Veterinarians are key to protecting industry26 Apr 2019
On 27 April, we celebrate World Veterinary Day and this year's theme is the Value of Vaccination.
President of the Australian Veterinary Association (AVA), Dr Paula Parker says veterinarians are indispensable to the prosperity and security of farmers and industry, whether advising on animal health and welfare, or helping to create and implement biosecurity management plans.
"A core part of a veterinarian's work is vaccination, which most farmed and domesticated animals require in the first couple of months after birth, and some need to be repeated on a regular basis. Immunisation is done to protect the animal and the herd, but also to safeguard humans from illness and industries from disruption," said Dr Parker.
The Australian livestock industry’s on-farm assurance program covers food safety, animal welfare and biosecurity and requires evidence of livestock history and on-farm practices when transferring livestock. To help farmers with these demands, the AVA developed the BIOCHECK® biosecurity and WELFARECHECK® welfare plans.

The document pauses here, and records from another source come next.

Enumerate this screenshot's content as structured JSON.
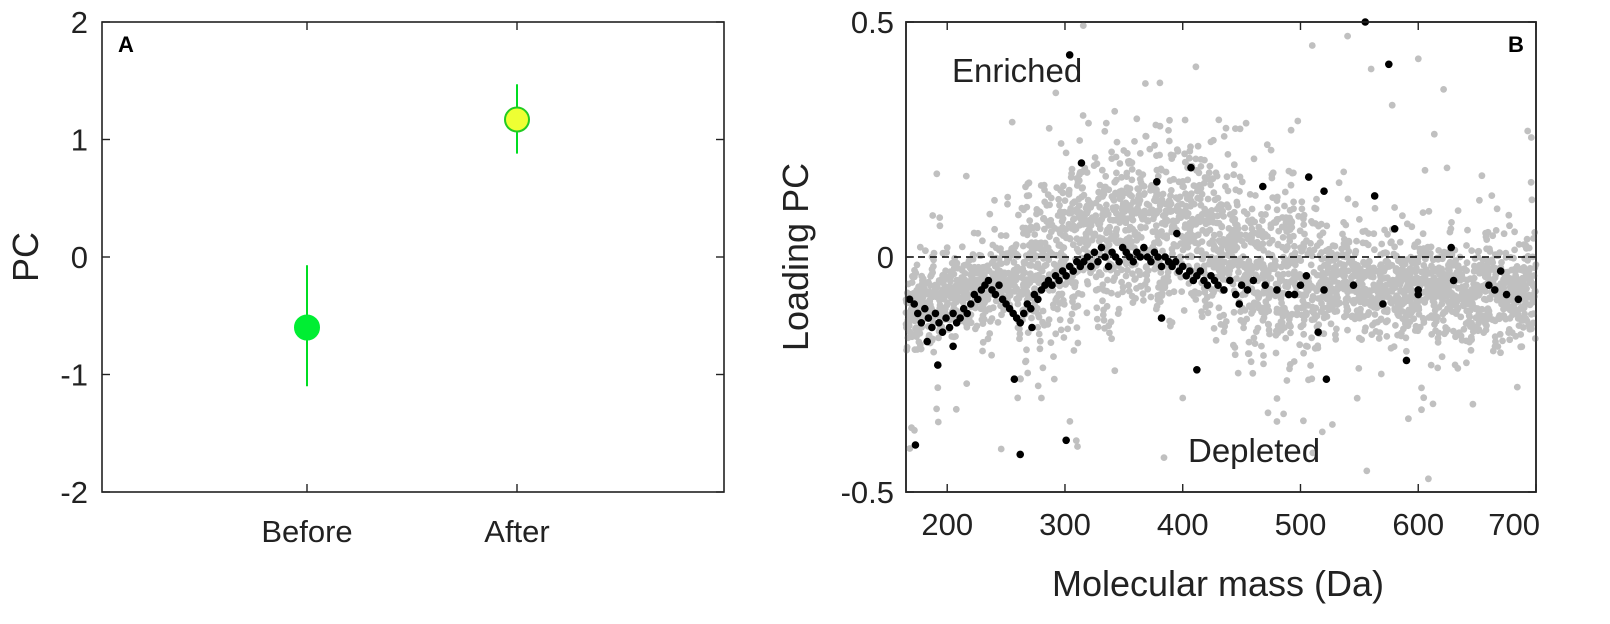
{
  "chart_data": [
    {
      "panel": "A",
      "type": "scatter",
      "ylabel": "PC",
      "xlabel": "",
      "categories": [
        "Before",
        "After"
      ],
      "ylim": [
        -2,
        2
      ],
      "yticks": [
        "-2",
        "-1",
        "0",
        "1",
        "2"
      ],
      "grid": false,
      "points": [
        {
          "category": "Before",
          "mean": -0.6,
          "err_low": -1.1,
          "err_high": -0.07,
          "fill": "#00ee33",
          "edge": "#00ee33"
        },
        {
          "category": "After",
          "mean": 1.17,
          "err_low": 0.88,
          "err_high": 1.47,
          "fill": "#eeff33",
          "edge": "#22cc22"
        }
      ]
    },
    {
      "panel": "B",
      "type": "scatter",
      "ylabel": "Loading PC",
      "xlabel": "Molecular mass (Da)",
      "xlim": [
        165,
        700
      ],
      "ylim": [
        -0.5,
        0.5
      ],
      "xticks": [
        "200",
        "300",
        "400",
        "500",
        "600",
        "700"
      ],
      "yticks": [
        "-0.5",
        "0",
        "0.5"
      ],
      "reference_line_y": 0,
      "grid": false,
      "annotations": {
        "top": "Enriched",
        "bottom": "Depleted"
      },
      "colors": {
        "background_series": "#c0c0c0",
        "highlight_series": "#000000"
      },
      "background_series_sample": [
        [
          200,
          0.02
        ],
        [
          260,
          -0.1
        ],
        [
          300,
          0.12
        ],
        [
          330,
          0.06
        ],
        [
          350,
          0.08
        ],
        [
          380,
          0.1
        ],
        [
          400,
          0.15
        ],
        [
          420,
          0.05
        ],
        [
          450,
          -0.05
        ],
        [
          480,
          0.12
        ],
        [
          500,
          0.02
        ],
        [
          520,
          -0.08
        ],
        [
          550,
          0.08
        ],
        [
          580,
          -0.05
        ],
        [
          620,
          -0.1
        ],
        [
          650,
          -0.06
        ],
        [
          690,
          -0.08
        ],
        [
          230,
          -0.2
        ],
        [
          280,
          -0.3
        ],
        [
          400,
          -0.3
        ],
        [
          480,
          -0.35
        ],
        [
          510,
          0.45
        ],
        [
          540,
          0.47
        ],
        [
          560,
          0.4
        ]
      ],
      "highlight_series": [
        [
          168,
          -0.09
        ],
        [
          172,
          -0.1
        ],
        [
          175,
          -0.12
        ],
        [
          178,
          -0.14
        ],
        [
          181,
          -0.11
        ],
        [
          184,
          -0.13
        ],
        [
          187,
          -0.15
        ],
        [
          190,
          -0.12
        ],
        [
          193,
          -0.14
        ],
        [
          196,
          -0.16
        ],
        [
          199,
          -0.13
        ],
        [
          202,
          -0.15
        ],
        [
          205,
          -0.12
        ],
        [
          208,
          -0.14
        ],
        [
          211,
          -0.13
        ],
        [
          214,
          -0.11
        ],
        [
          217,
          -0.12
        ],
        [
          220,
          -0.1
        ],
        [
          223,
          -0.08
        ],
        [
          226,
          -0.09
        ],
        [
          229,
          -0.07
        ],
        [
          232,
          -0.06
        ],
        [
          235,
          -0.05
        ],
        [
          238,
          -0.07
        ],
        [
          241,
          -0.08
        ],
        [
          244,
          -0.06
        ],
        [
          247,
          -0.09
        ],
        [
          250,
          -0.1
        ],
        [
          253,
          -0.11
        ],
        [
          256,
          -0.12
        ],
        [
          259,
          -0.13
        ],
        [
          262,
          -0.14
        ],
        [
          265,
          -0.12
        ],
        [
          268,
          -0.1
        ],
        [
          271,
          -0.11
        ],
        [
          274,
          -0.08
        ],
        [
          277,
          -0.09
        ],
        [
          280,
          -0.07
        ],
        [
          283,
          -0.06
        ],
        [
          286,
          -0.05
        ],
        [
          289,
          -0.06
        ],
        [
          292,
          -0.04
        ],
        [
          295,
          -0.05
        ],
        [
          298,
          -0.03
        ],
        [
          301,
          -0.04
        ],
        [
          304,
          -0.02
        ],
        [
          307,
          -0.03
        ],
        [
          310,
          -0.01
        ],
        [
          313,
          -0.02
        ],
        [
          316,
          -0.01
        ],
        [
          319,
          0.0
        ],
        [
          322,
          -0.02
        ],
        [
          325,
          0.01
        ],
        [
          328,
          -0.01
        ],
        [
          331,
          0.02
        ],
        [
          334,
          0.0
        ],
        [
          337,
          -0.02
        ],
        [
          340,
          0.01
        ],
        [
          343,
          0.0
        ],
        [
          346,
          -0.01
        ],
        [
          349,
          0.02
        ],
        [
          352,
          0.01
        ],
        [
          355,
          0.0
        ],
        [
          358,
          -0.01
        ],
        [
          361,
          0.01
        ],
        [
          364,
          0.0
        ],
        [
          367,
          0.02
        ],
        [
          370,
          0.0
        ],
        [
          373,
          -0.01
        ],
        [
          376,
          0.01
        ],
        [
          379,
          0.0
        ],
        [
          382,
          -0.02
        ],
        [
          385,
          0.0
        ],
        [
          388,
          -0.01
        ],
        [
          391,
          -0.02
        ],
        [
          394,
          -0.01
        ],
        [
          397,
          -0.03
        ],
        [
          400,
          -0.02
        ],
        [
          403,
          -0.04
        ],
        [
          406,
          -0.03
        ],
        [
          409,
          -0.05
        ],
        [
          412,
          -0.04
        ],
        [
          415,
          -0.03
        ],
        [
          418,
          -0.05
        ],
        [
          421,
          -0.06
        ],
        [
          424,
          -0.04
        ],
        [
          427,
          -0.05
        ],
        [
          430,
          -0.06
        ],
        [
          435,
          -0.07
        ],
        [
          440,
          -0.05
        ],
        [
          445,
          -0.08
        ],
        [
          450,
          -0.06
        ],
        [
          455,
          -0.07
        ],
        [
          460,
          -0.05
        ],
        [
          470,
          -0.06
        ],
        [
          480,
          -0.07
        ],
        [
          490,
          -0.08
        ],
        [
          500,
          -0.06
        ],
        [
          505,
          -0.04
        ],
        [
          520,
          -0.07
        ],
        [
          545,
          -0.06
        ],
        [
          600,
          -0.07
        ],
        [
          630,
          -0.05
        ],
        [
          660,
          -0.06
        ],
        [
          665,
          -0.07
        ],
        [
          675,
          -0.08
        ],
        [
          173,
          -0.4
        ],
        [
          183,
          -0.18
        ],
        [
          192,
          -0.23
        ],
        [
          205,
          -0.19
        ],
        [
          257,
          -0.26
        ],
        [
          262,
          -0.42
        ],
        [
          272,
          -0.15
        ],
        [
          301,
          -0.39
        ],
        [
          304,
          0.43
        ],
        [
          314,
          0.2
        ],
        [
          378,
          0.16
        ],
        [
          382,
          -0.13
        ],
        [
          395,
          0.05
        ],
        [
          407,
          0.19
        ],
        [
          412,
          -0.24
        ],
        [
          448,
          -0.1
        ],
        [
          468,
          0.15
        ],
        [
          495,
          -0.08
        ],
        [
          507,
          0.17
        ],
        [
          520,
          0.14
        ],
        [
          522,
          -0.26
        ],
        [
          515,
          -0.16
        ],
        [
          555,
          0.5
        ],
        [
          563,
          0.13
        ],
        [
          570,
          -0.1
        ],
        [
          575,
          0.41
        ],
        [
          580,
          0.06
        ],
        [
          590,
          -0.22
        ],
        [
          600,
          -0.08
        ],
        [
          628,
          0.02
        ],
        [
          685,
          -0.09
        ],
        [
          670,
          -0.03
        ]
      ]
    }
  ]
}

"These are incredibly useful tools which demonstrate that the major risks of a farm have been discussed with a veterinarian and that the plans made to manage these risks are appropriate to the individual enterprise," said Dr Parker.
"In addition, the AVA is currently working with Animal Medicines Australia on the development of antimicrobial prescribing guidelines for horses, pigs and other livestock species. We're extremely encouraged by the reaction of other industry groups to this initiative and their recognition of the veterinary profession’s leadership role in this area," said Dr Parker.
"Our work with regulators continues to raise awareness of the risk of Hendra virus (HeV) and educate about important precautions that must be taken to minimise the risk of infection in horses, people and dogs, including the critical importance of HeV vaccination of horses.
"As veterinarians we are acutely aware of the importance of animal and herd health both for the welfare of the animals and the farmer’s livelihood.
"If we have one message to get across, it's that prevention is better than cure and timing is critical.
"Vaccination definitely saves lives, as well as livelihoods." said Dr Parker.